The Transfiguration story could be an accurate memory or it could be merely symbolic, anticipating the post-resurrection Jesus. Both positions have their scholarly defenders. My guess is somewhere between. I’d like to imagine the Transfiguration as an event in Jesus’ life that may not have looked like the picture in the Gospels. I imagine Jesus at prayer. He’s experiencing a kind of rapture. He looks like one who hardly belongs to this world. This may have happened many times. It becomes a story that undergoes a normal process of exaggeration through retelling. Mark adds some symbolic elements, including Moses and Elijah and a voice from heaven. We’ll see those in the next post.
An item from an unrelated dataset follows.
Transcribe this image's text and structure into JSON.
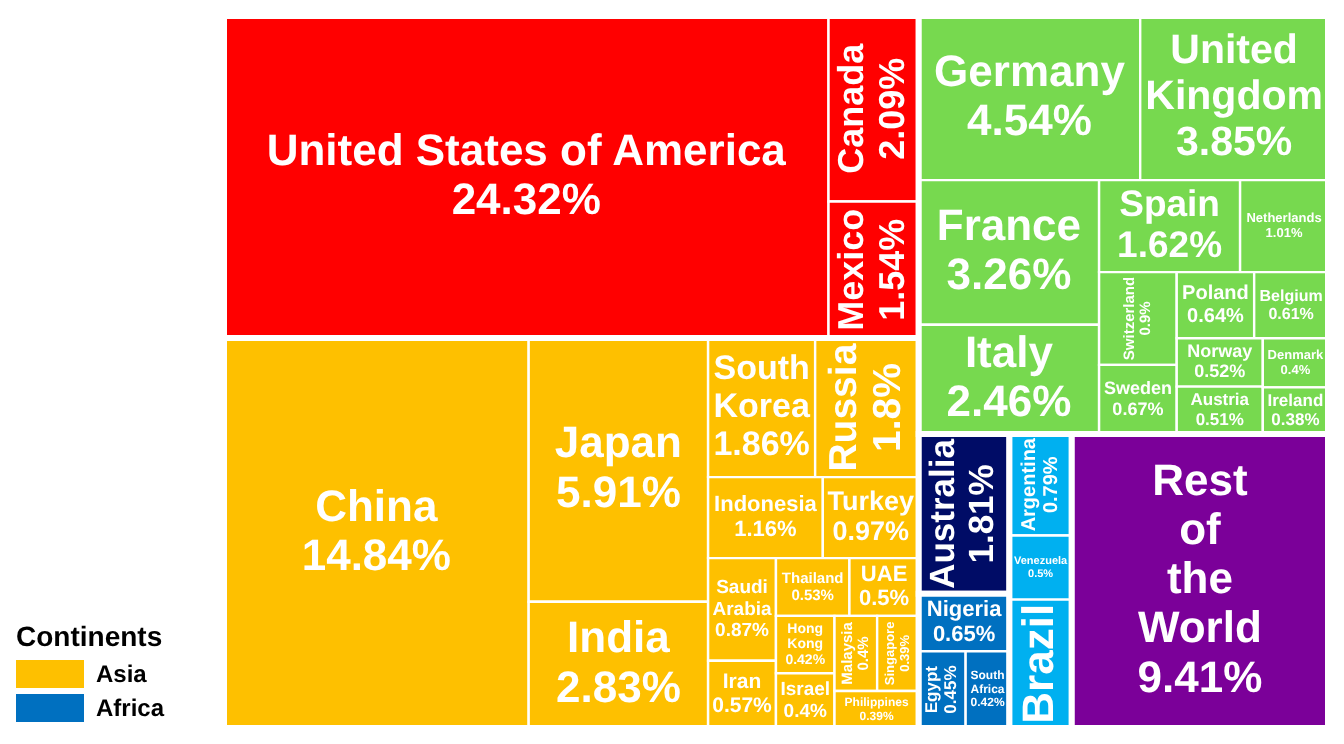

That’s a guess, of course. It enables another guess. Mark has a story about an exorcism. The disciples were not able to accomplish it, but Jesus could. My guess is that Mark consciously placed this exorcism right after an embellished episode of Jesus at prayer.

Looking ahead

My next post will deal with what that “prayer,” that is, the conversation Jesus had with Moses and Elijah on the mountain, may have been about. It will cover the events in the middle between the bookends of the healing miracle that took two tries and the exorcism that only Jesus could do. Those events are Peter’s declaration about Jesus’ identity, the first prediction of the Passion, some teaching by Jesus about discipleship, and the Transfiguration.